Learning lessons from Warren Buffett
After making returns she was happy with from her first buy, Simone broadened out, investing in the L&G Healthcare Technology & Innovation UCITS ETF, a smattering of FTSE trackers, the Lazard Emerging Markets fund, convertible bonds, gold and silver, where she recently trimmed her exposure. She divested from technology stocks last year when the volatility was becoming “too manic” for her.
One investment mantra she has been a follower of is from Warren Buffett: buying and holding for the long term. Simone has aligned herself with his ‘steady eddie’ approach as her investing goals developed.
Back when she started out with her SIPP, Simone says her mistake was moving things around too much.

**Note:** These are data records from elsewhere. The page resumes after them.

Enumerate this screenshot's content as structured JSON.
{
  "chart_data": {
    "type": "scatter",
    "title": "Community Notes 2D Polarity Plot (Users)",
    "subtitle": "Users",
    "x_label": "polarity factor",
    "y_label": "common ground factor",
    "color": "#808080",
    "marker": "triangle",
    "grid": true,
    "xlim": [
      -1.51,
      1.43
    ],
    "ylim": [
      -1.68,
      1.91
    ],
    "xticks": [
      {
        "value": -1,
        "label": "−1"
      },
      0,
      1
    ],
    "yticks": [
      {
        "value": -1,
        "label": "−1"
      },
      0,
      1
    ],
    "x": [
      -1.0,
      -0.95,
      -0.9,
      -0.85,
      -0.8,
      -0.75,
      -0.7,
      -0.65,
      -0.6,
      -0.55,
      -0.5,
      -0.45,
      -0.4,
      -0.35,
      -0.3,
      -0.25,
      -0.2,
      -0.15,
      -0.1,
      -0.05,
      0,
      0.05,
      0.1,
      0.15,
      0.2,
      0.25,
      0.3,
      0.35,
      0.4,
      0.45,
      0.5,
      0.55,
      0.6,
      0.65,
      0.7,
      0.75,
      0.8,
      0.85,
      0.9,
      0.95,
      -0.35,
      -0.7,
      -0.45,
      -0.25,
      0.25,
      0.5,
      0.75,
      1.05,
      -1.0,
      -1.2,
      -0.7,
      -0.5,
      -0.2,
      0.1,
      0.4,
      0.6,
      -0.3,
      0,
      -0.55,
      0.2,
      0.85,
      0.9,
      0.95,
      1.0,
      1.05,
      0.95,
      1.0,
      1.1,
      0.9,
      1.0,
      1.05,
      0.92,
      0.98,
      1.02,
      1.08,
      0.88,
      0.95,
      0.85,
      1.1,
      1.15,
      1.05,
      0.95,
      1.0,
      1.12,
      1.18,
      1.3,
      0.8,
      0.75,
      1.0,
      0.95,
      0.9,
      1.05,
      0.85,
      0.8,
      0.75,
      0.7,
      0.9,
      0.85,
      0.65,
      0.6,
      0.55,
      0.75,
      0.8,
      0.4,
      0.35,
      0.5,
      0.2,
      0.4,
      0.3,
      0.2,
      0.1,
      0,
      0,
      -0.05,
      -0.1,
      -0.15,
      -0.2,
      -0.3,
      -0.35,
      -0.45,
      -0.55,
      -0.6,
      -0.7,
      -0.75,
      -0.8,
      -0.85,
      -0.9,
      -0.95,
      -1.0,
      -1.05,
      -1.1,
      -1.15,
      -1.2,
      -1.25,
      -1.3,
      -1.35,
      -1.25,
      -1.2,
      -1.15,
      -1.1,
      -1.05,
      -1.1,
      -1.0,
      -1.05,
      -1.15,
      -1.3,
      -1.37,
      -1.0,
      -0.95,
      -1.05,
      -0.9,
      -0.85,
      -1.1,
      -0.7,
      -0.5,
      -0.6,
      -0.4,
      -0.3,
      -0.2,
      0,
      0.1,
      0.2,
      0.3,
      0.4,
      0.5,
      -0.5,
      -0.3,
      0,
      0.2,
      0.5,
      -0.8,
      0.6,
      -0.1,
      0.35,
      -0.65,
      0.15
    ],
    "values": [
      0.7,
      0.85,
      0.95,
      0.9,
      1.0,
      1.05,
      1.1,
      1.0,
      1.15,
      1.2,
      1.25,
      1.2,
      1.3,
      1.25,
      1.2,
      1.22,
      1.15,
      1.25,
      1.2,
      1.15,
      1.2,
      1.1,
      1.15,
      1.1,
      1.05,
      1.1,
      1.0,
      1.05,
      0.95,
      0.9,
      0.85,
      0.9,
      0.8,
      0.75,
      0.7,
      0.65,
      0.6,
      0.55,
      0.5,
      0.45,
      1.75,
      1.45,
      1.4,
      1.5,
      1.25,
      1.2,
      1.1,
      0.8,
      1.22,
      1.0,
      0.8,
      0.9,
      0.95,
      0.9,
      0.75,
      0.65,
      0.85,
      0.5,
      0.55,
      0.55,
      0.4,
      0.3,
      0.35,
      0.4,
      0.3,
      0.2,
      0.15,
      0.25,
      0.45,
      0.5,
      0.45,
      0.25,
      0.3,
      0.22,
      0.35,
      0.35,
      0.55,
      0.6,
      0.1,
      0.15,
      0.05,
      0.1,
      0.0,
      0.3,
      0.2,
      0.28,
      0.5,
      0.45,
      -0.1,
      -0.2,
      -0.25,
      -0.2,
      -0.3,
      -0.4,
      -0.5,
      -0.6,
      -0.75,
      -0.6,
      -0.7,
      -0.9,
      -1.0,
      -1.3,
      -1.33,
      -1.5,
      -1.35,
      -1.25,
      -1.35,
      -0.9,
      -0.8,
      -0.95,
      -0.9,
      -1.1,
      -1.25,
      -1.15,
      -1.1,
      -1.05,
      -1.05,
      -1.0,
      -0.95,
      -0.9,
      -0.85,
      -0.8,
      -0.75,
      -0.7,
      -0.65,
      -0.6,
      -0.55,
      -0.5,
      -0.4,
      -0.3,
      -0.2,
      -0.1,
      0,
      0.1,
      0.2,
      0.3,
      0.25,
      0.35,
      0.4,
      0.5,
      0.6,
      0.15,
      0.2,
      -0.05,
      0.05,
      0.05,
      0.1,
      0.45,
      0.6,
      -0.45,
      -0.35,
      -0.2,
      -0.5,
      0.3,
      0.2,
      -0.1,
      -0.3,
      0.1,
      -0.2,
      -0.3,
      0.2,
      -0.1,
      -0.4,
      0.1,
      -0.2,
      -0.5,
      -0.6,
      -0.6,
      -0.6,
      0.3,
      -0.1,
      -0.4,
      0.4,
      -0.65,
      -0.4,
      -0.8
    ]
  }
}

Having made some solid returns on her initial investment, Simone’s confidence grew and she expanded her investment timeline further into the future than just the next London to Manchester train.
Buying property and having a good life, both now and in retirement, are her major long-term goals.
Over time, Simone’s approach to risk evolved too and instead of it being something that she tries to avoid it’s now something she can make an informed judgment call on, aided by having proper portfolio diversification.
This involves taking her own advice and continuing to read to help her understand what the big picture conversations around AI and technology mean for her investments.
“I’m paying much more attention to things and upping my own game,” Simone says.